Le rôle est un contenant, un système de règles dont la conscience morale est évanouie . Notre société est société du Spectacle, vue comme chatoiement ; et une société tyrannique, analysée comme matrice de possibles . Et le couple, en tant que spectacle, cache des aspects de la personnalité qui ne demandent parfois qu'a rejaillir . Mais cacher n'est pas intégrer, c'est mettre de côté pour préserver les fonctions correctes de la personne, c'est à dire de maintenir la personne fonctionnelle à la société humaine, en soi bonne, mais négative dans la perspective de l'ascèse illuminative .

Dans cette dernière perspective l'accomplissement d'un homme est de devenir ce qu'il est en puissance, dépassement de l'homme, et donc de la société humaine concrète du présent cycle . Pour cela il doit abandonner ce qui ne lui est rien, et aller vers son Orient, dans une œuvre de déterminations et d'indétermination entrelacées, une œuvre d'amplitude et d'exaltation . Ce qui est détermination, et indétermination, élévation et abaissement, est nommé d'ailleurs d'après une perspective, et l'une passe en l'autre par le passage de perspectives . L'Orient de l'homme est en puissance dans la totalité de son être, comme la statue dans la pierre ; et si des aspects essentiels de son être sont occultés par le rôle, comme son aspect féminin par son rôle masculin, ou réciproquement, et sa puissance de soumission par son rôle de dominant, comme cela est fréquemment manifesté dans des perversions, alors il ne peut commencer aucune œuvre .
Connais toi-toi-même, disait l'antique sagesse . Le service de l'Orient, que Marc-Aurèle appelle, en traduction, le principe directeur, est l'enquête en direction du plus profond . C'est à ce principe directeur que doivent aller nos soins . Or, le fait d'être contenu par un rôle ne peut diriger vers l'accomplissement .

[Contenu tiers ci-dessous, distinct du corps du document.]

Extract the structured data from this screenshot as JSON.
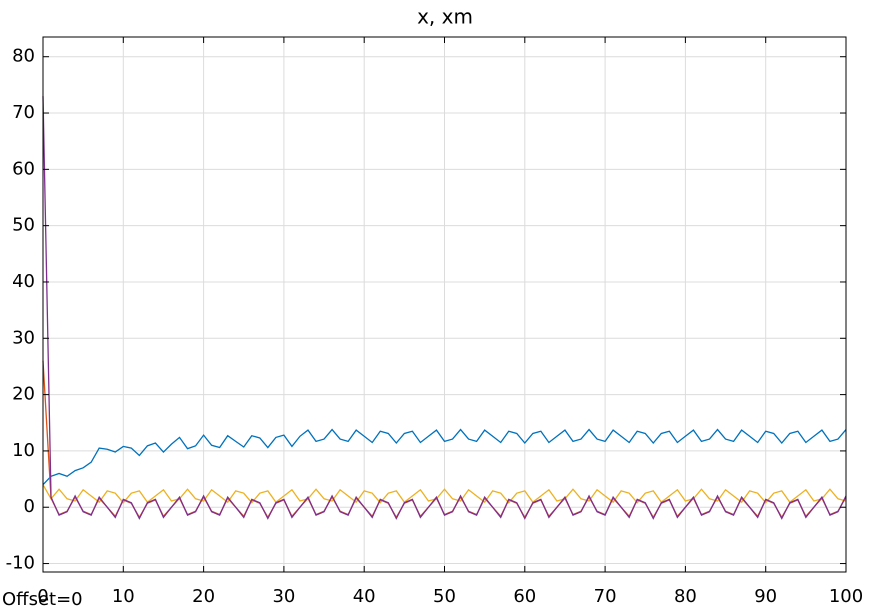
{
  "chart_data": {
    "type": "line",
    "title": "x, xm",
    "annotation": "Offset=0",
    "x": [
      0,
      1,
      2,
      3,
      4,
      5,
      6,
      7,
      8,
      9,
      10,
      11,
      12,
      13,
      14,
      15,
      16,
      17,
      18,
      19,
      20,
      21,
      22,
      23,
      24,
      25,
      26,
      27,
      28,
      29,
      30,
      31,
      32,
      33,
      34,
      35,
      36,
      37,
      38,
      39,
      40,
      41,
      42,
      43,
      44,
      45,
      46,
      47,
      48,
      49,
      50,
      51,
      52,
      53,
      54,
      55,
      56,
      57,
      58,
      59,
      60,
      61,
      62,
      63,
      64,
      65,
      66,
      67,
      68,
      69,
      70,
      71,
      72,
      73,
      74,
      75,
      76,
      77,
      78,
      79,
      80,
      81,
      82,
      83,
      84,
      85,
      86,
      87,
      88,
      89,
      90,
      91,
      92,
      93,
      94,
      95,
      96,
      97,
      98,
      99,
      100
    ],
    "series": [
      {
        "color": "#0072bd",
        "values": [
          4,
          5.5,
          6,
          5.5,
          6.5,
          7,
          8,
          10.5,
          10.3,
          9.8,
          10.8,
          10.5,
          9.2,
          10.9,
          11.4,
          9.8,
          11.2,
          12.4,
          10.4,
          10.9,
          12.8,
          11,
          10.6,
          12.7,
          11.7,
          10.7,
          12.7,
          12.3,
          10.6,
          12.4,
          12.8,
          10.8,
          12.6,
          13.7,
          11.7,
          12.1,
          13.8,
          12.1,
          11.7,
          13.7,
          12.6,
          11.5,
          13.5,
          13.1,
          11.4,
          13.1,
          13.5,
          11.5,
          12.6,
          13.7,
          11.7,
          12.1,
          13.8,
          12.1,
          11.7,
          13.7,
          12.6,
          11.5,
          13.5,
          13.1,
          11.4,
          13.1,
          13.5,
          11.5,
          12.6,
          13.7,
          11.7,
          12.1,
          13.8,
          12.1,
          11.7,
          13.7,
          12.6,
          11.5,
          13.5,
          13.1,
          11.4,
          13.1,
          13.5,
          11.5,
          12.6,
          13.7,
          11.7,
          12.1,
          13.8,
          12.1,
          11.7,
          13.7,
          12.6,
          11.5,
          13.5,
          13.1,
          11.4,
          13.1,
          13.5,
          11.5,
          12.6,
          13.7,
          11.7,
          12.1,
          13.8
        ]
      },
      {
        "color": "#edb120",
        "values": [
          4,
          1.5,
          3.2,
          1.5,
          1.1,
          3.1,
          2,
          0.9,
          2.9,
          2.5,
          0.8,
          2.5,
          2.9,
          0.9,
          2,
          3.1,
          1.1,
          1.5,
          3.2,
          1.5,
          1.1,
          3.1,
          2,
          0.9,
          2.9,
          2.5,
          0.8,
          2.5,
          2.9,
          0.9,
          2,
          3.1,
          1.1,
          1.5,
          3.2,
          1.5,
          1.1,
          3.1,
          2,
          0.9,
          2.9,
          2.5,
          0.8,
          2.5,
          2.9,
          0.9,
          2,
          3.1,
          1.1,
          1.5,
          3.2,
          1.5,
          1.1,
          3.1,
          2,
          0.9,
          2.9,
          2.5,
          0.8,
          2.5,
          2.9,
          0.9,
          2,
          3.1,
          1.1,
          1.5,
          3.2,
          1.5,
          1.1,
          3.1,
          2,
          0.9,
          2.9,
          2.5,
          0.8,
          2.5,
          2.9,
          0.9,
          2,
          3.1,
          1.1,
          1.5,
          3.2,
          1.5,
          1.1,
          3.1,
          2,
          0.9,
          2.9,
          2.5,
          0.8,
          2.5,
          2.9,
          0.9,
          2,
          3.1,
          1.1,
          1.5,
          3.2,
          1.5,
          1.1
        ]
      },
      {
        "color": "#d95319",
        "values": [
          26,
          1.6,
          -1.3,
          -0.7,
          1.8,
          -0.7,
          -1.3,
          1.6,
          0,
          -1.6,
          1.3,
          0.7,
          -1.8,
          0.7,
          1.3,
          -1.6,
          0,
          1.6,
          -1.3,
          -0.7,
          1.8,
          -0.7,
          -1.3,
          1.6,
          0,
          -1.6,
          1.3,
          0.7,
          -1.8,
          0.7,
          1.3,
          -1.6,
          0,
          1.6,
          -1.3,
          -0.7,
          1.8,
          -0.7,
          -1.3,
          1.6,
          0,
          -1.6,
          1.3,
          0.7,
          -1.8,
          0.7,
          1.3,
          -1.6,
          0,
          1.6,
          -1.3,
          -0.7,
          1.8,
          -0.7,
          -1.3,
          1.6,
          0,
          -1.6,
          1.3,
          0.7,
          -1.8,
          0.7,
          1.3,
          -1.6,
          0,
          1.6,
          -1.3,
          -0.7,
          1.8,
          -0.7,
          -1.3,
          1.6,
          0,
          -1.6,
          1.3,
          0.7,
          -1.8,
          0.7,
          1.3,
          -1.6,
          0,
          1.6,
          -1.3,
          -0.7,
          1.8,
          -0.7,
          -1.3,
          1.6,
          0,
          -1.6,
          1.3,
          0.7,
          -1.8,
          0.7,
          1.3,
          -1.6,
          0,
          1.6,
          -1.3,
          -0.7,
          1.8
        ]
      },
      {
        "color": "#7e2f8e",
        "values": [
          73,
          1.8,
          -1.4,
          -0.8,
          2,
          -0.8,
          -1.4,
          1.8,
          0,
          -1.8,
          1.4,
          0.8,
          -2,
          0.8,
          1.4,
          -1.8,
          0,
          1.8,
          -1.4,
          -0.8,
          2,
          -0.8,
          -1.4,
          1.8,
          0,
          -1.8,
          1.4,
          0.8,
          -2,
          0.8,
          1.4,
          -1.8,
          0,
          1.8,
          -1.4,
          -0.8,
          2,
          -0.8,
          -1.4,
          1.8,
          0,
          -1.8,
          1.4,
          0.8,
          -2,
          0.8,
          1.4,
          -1.8,
          0,
          1.8,
          -1.4,
          -0.8,
          2,
          -0.8,
          -1.4,
          1.8,
          0,
          -1.8,
          1.4,
          0.8,
          -2,
          0.8,
          1.4,
          -1.8,
          0,
          1.8,
          -1.4,
          -0.8,
          2,
          -0.8,
          -1.4,
          1.8,
          0,
          -1.8,
          1.4,
          0.8,
          -2,
          0.8,
          1.4,
          -1.8,
          0,
          1.8,
          -1.4,
          -0.8,
          2,
          -0.8,
          -1.4,
          1.8,
          0,
          -1.8,
          1.4,
          0.8,
          -2,
          0.8,
          1.4,
          -1.8,
          0,
          1.8,
          -1.4,
          -0.8,
          2
        ]
      }
    ],
    "xlim": [
      0,
      100
    ],
    "xticks": [
      0,
      10,
      20,
      30,
      40,
      50,
      60,
      70,
      80,
      90,
      100
    ],
    "ylim": [
      -11.5,
      83.5
    ],
    "yticks": [
      -10,
      0,
      10,
      20,
      30,
      40,
      50,
      60,
      70,
      80
    ],
    "grid": true
  }
}
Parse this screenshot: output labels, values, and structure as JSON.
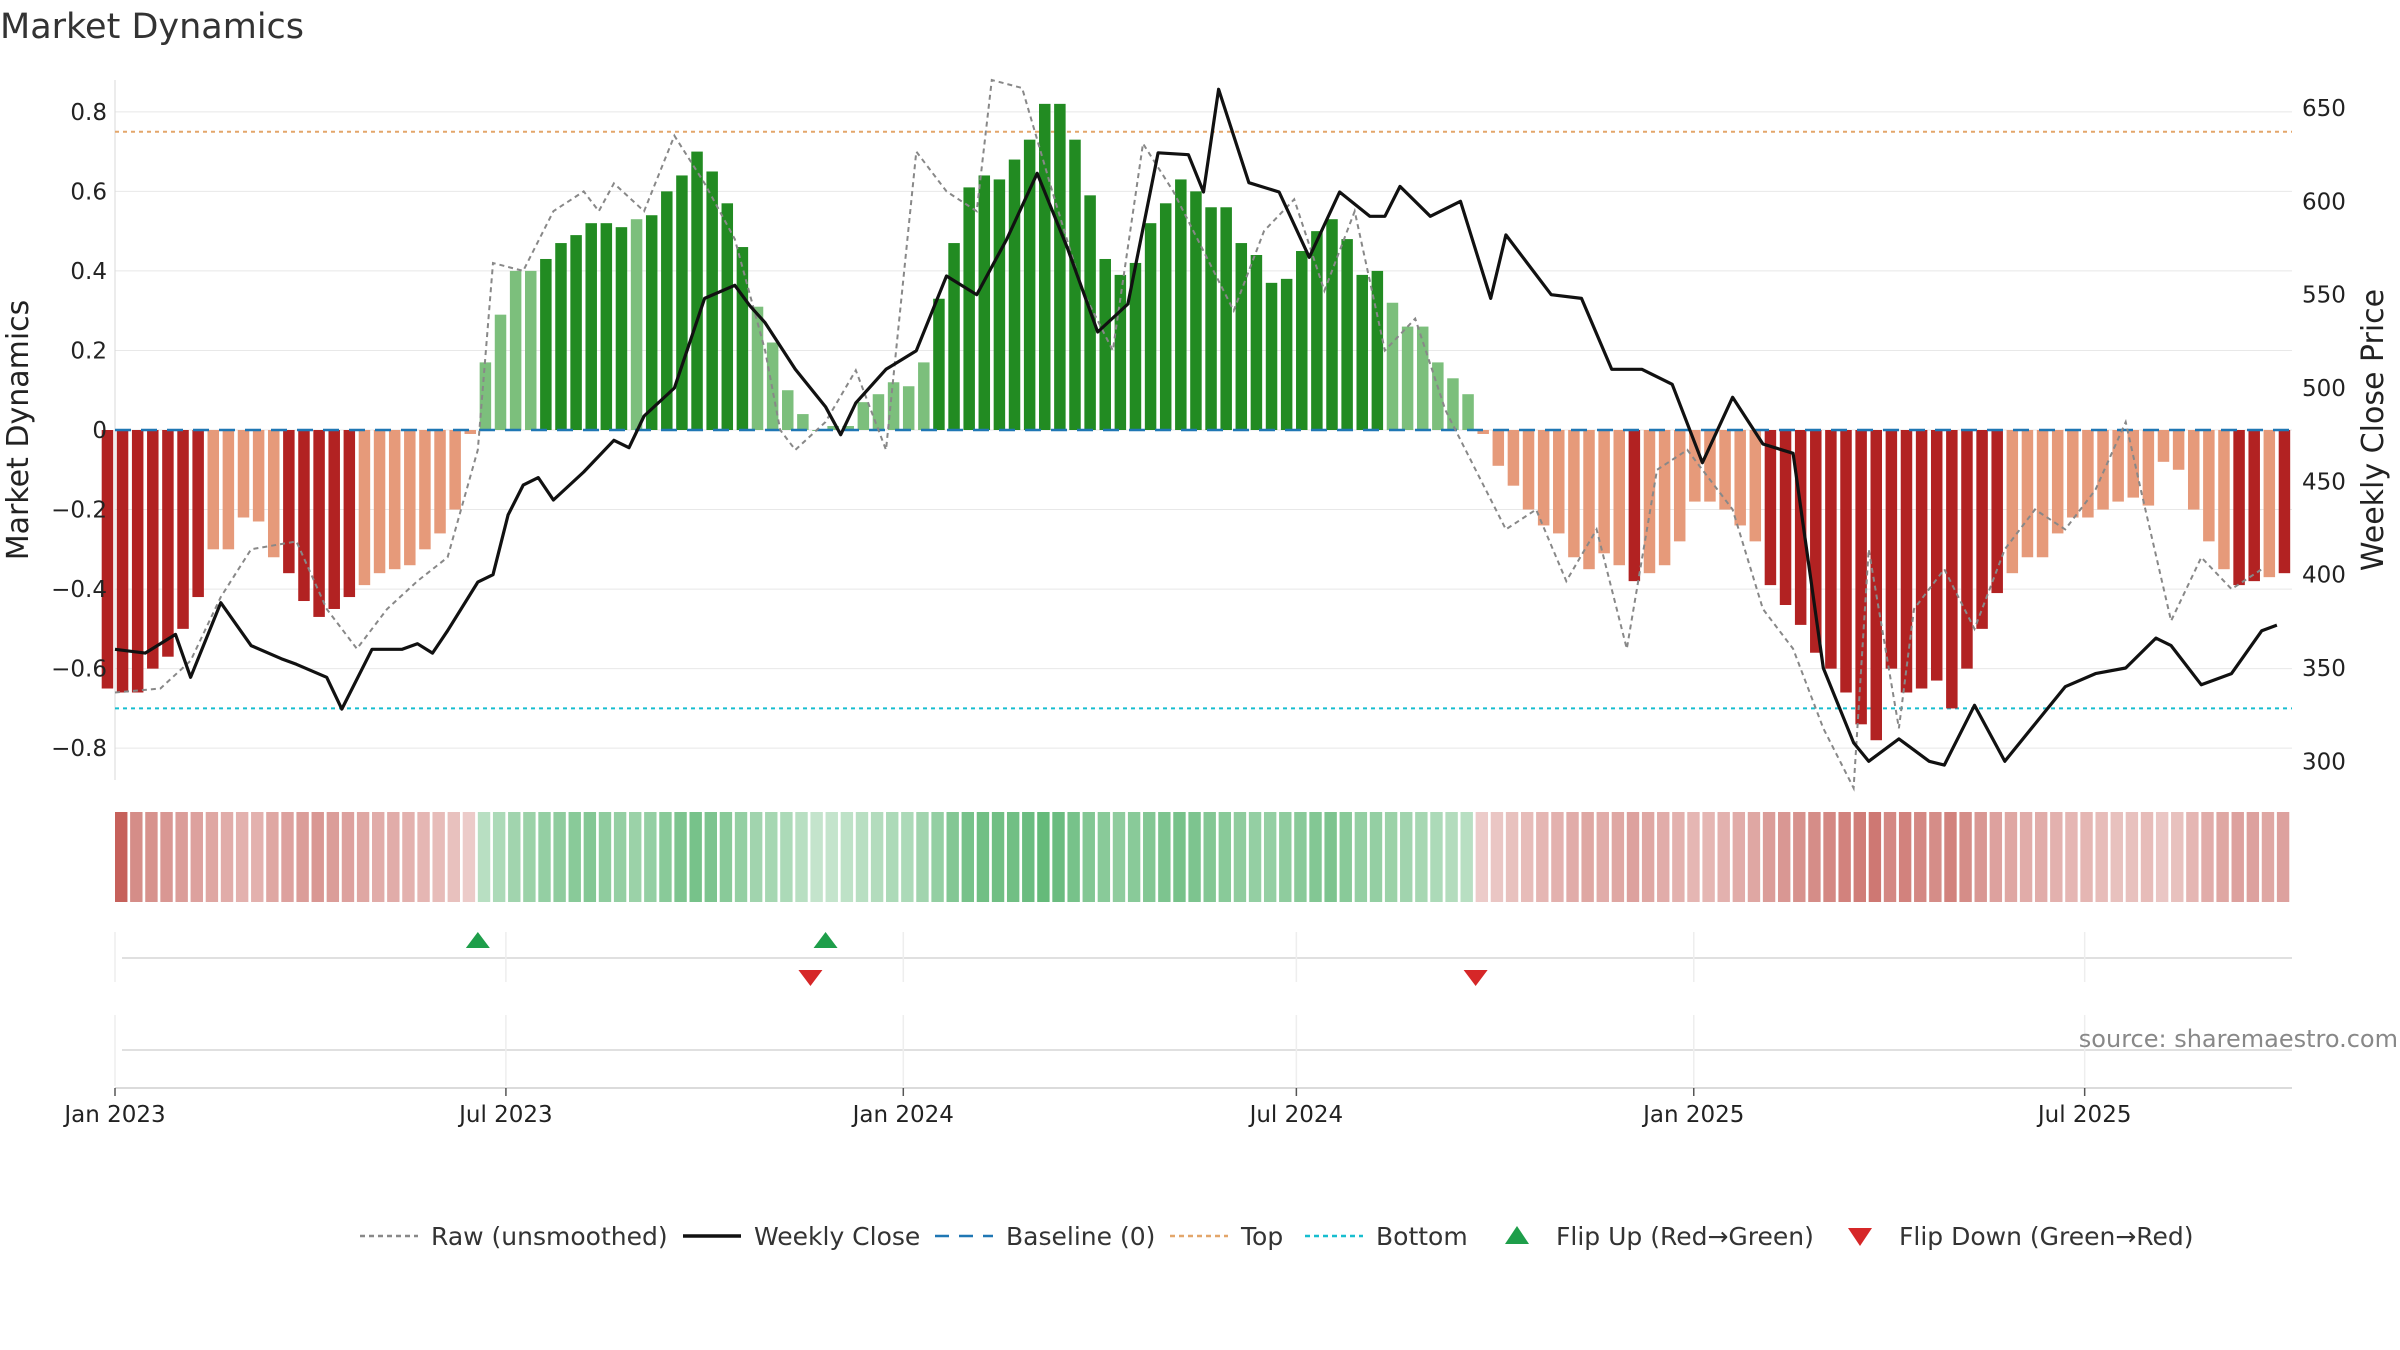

L'accomplissement passe par la reconnaissance intime de ce fait : en voyant St Michel terrasser le Dragon, je ne suis pas St Michel, je ne suis pas le Dragon . Je suis leur combat et leur déchirement . Je ne suis pas étranger au pire bourreau, qui me permet de me valoriser et de porter haut MA moralité ; le pire bourreau est mon frère . Je ne suis pas étranger à la victime, à ce garçon terrorisé du Ghetto, qui pourrait me faire apprécier MA supériorité et MON courage, comme le montre l'abject sourire infime de bien nourri du soldat qui tient son fusil ; je suis aussi porteur de la terreur, de sa terreur . Terreur et cruauté se lovent en moi, et se tordent en moi comme la murène parmi mes tripes . Terreur et cruauté sont des reflets du regards des ténèbres sur le lac d'où s'élève le château de l'âme . Reflets, mais aussi puissance, ce que désigne l'image de la Dame du lac, occultée sous les eaux, et gardienne de l'Épée, c'est à dire des puissances du Règne qui vient . Terreur et cruauté peuvent passer en puissance d'élévation, si je m'abaisse devant Toi en les reconnaissant en moi, en devenant ainsi réceptacle des eaux célestes, celles qui abreuvent l'homme noble .

C'est en creusant vers le nu de mon fond, vers les racines des ténèbres, que je trouve la force de m'élever, comme l'arbre, ou plutôt comme lierre sur le tronc des âmes du passé . Mais pour cela je dois voir le spectacle pour ce qu'il est : un spectacle . Voyant le spectacle pour ce qu'il est, je peux en jouïr . Et partager, et pleurer sur la tragédie . Mais avec la distance infime qui fait que l'on sait que le rideau va tomber, qu'il faudra dire comme Auguste : la pièce est jouée ! Cette étrangeté est le sentiment d'étrangeté du Gnostique . Tel est le savoir du spectacle comme spectacle . Ce que les hommes, ce que nous jugeons le plus important, notre vie, nos biens, notre respectabilité, ce que Don Diego dans le Cid juge vital, son pauvre honneur, cela est vanité et poursuite du vent . Nous avons du mal aujourd'hui à le comprendre . Cela, de la noblesse, de l'héroïsme ? Que pèsera son honneur une fois son corps reposant dans la poussière ? Et qui en aura cure ? Ignace de Loyola, dans son autobiographie, montre justement que le renoncement à ces envies de tuer furent déterminants pour découvrir un héroïsme plus grand .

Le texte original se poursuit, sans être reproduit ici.